VAS Score results are shown in FIGS. 9A and 9B show that all improved in the following 3 weeks.
Activities: Able to run daily, sleep on back, and avoid immobilization; running times and distance ability was enhanced
Pain returned in 4 week post 5th day of treatment
While preferred embodiments of the present invention have been shown and described herein, it will be obvious to those skilled in the art that such embodiments are provided by way of example only. Numerous variations, changes, and substitutions will now occur to those skilled in the art without departing from the invention. It should be understood that various alternatives to the embodiments of the invention described herein may be employed in practicing the invention.

Claims

1-20. (canceled)

21. An aqueous solution comprising glucosamine or a pharmaceutically acceptable salt thereof for topical application on a subject; wherein the aqueous solution is of a volume for topical application such that at least 5% of a subject's skin is immersed in the aqueous solution.
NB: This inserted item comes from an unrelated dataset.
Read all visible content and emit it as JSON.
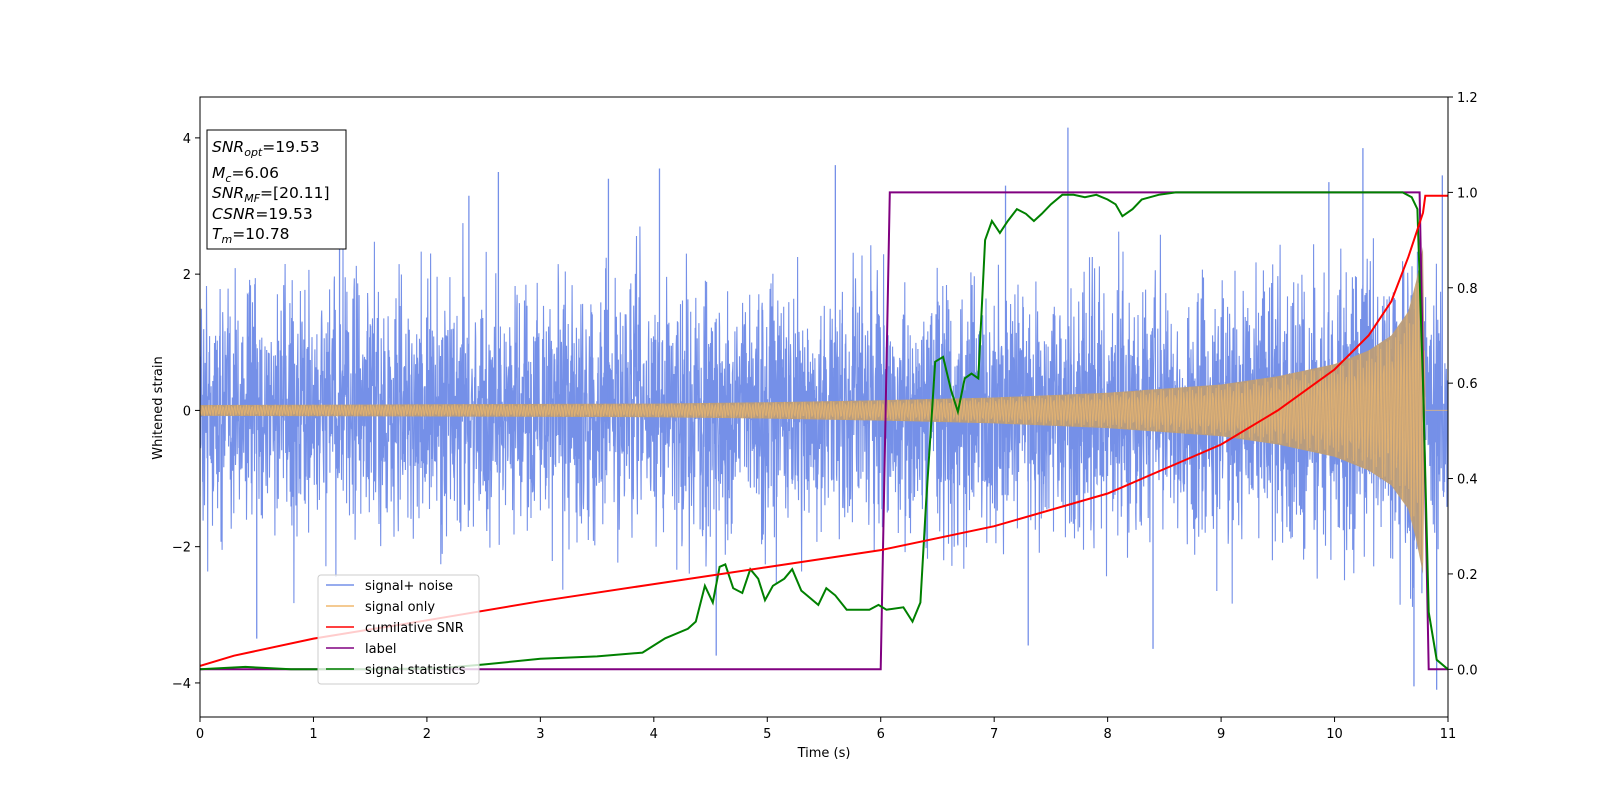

22. The aqueous solution of claim 21, wherein at least 10% of the subject's skin is immersed in the aqueous solution.

23. The aqueous solution of claim 21, wherein at least 25% of the subject's skin is immersed in the aqueous solution.

24. The aqueous solution of claim 21, wherein the glucosamine or a pharmaceutically acceptable salt thereof is selected from the group consisting of: glucosamine, N-acetylglucosamine, glucosamine sulfate, glucosamine hydrochloride, and combinations thereof.

25. The aqueous solution of claim 21, further comprising one or more of chondroitin sulfate and methylsulfonylmethane.

26. The aqueous solution of claim 21, further comprising one or more transdermal permeation enhancer.

27. The aqueous solution of claim 21, further comprising one or more selected from the group consisting of: sodium chloride, magnesium chloride, potassium chloride, and magnesium sulfate.

28. The aqueous solution of claim 26, wherein the transdermal permeation enhancer is one or more selected from the group consisting of: sea salt, urea, a sulphoxide, an azone, an oxazolidinone, a pyrrolidone, a fatty alcohol, a fatty acid ester, a fatty acid, a fatty alcohol ether, a surfactant, an essential oil, a terpene, and a terpenoid.

29. An aqueous solution comprising glucosamine or a pharmaceutically acceptable salt thereof for topical application on a subject; wherein the aqueous solution is of a volume for topical application such that at least 1/6 of the body surface area of the subject's external body is exposed to the aqueous solution.

30. The aqueous solution of claim 29, wherein the glucosamine or a pharmaceutically acceptable salt thereof is selected from the group consisting of: glucosamine, N-acetylglucosamine, glucosamine sulfate, glucosamine hydrochloride, and combinations thereof.

31. The aqueous solution of claim 29, further comprising one or more of chondroitin sulfate and methylsulfonylmethane.

32. The aqueous solution of claim 29, further comprising one or more transdermal permeation enhancer.

33. The aqueous solution of claim 29, further comprising one or more selected from the group consisting of: sodium chloride, magnesium chloride, potassium chloride, and magnesium sulfate.

34. The aqueous solution of claim 32, wherein the transdermal permeation enhancer is one or more selected from the group consisting of: sea salt, urea, a sulphoxide, an azone, an oxazolidinone, a pyrrolidone, a fatty alcohol, a fatty acid ester, a fatty acid, a fatty alcohol ether, a surfactant, an essential oil, a terpene, and a terpenoid.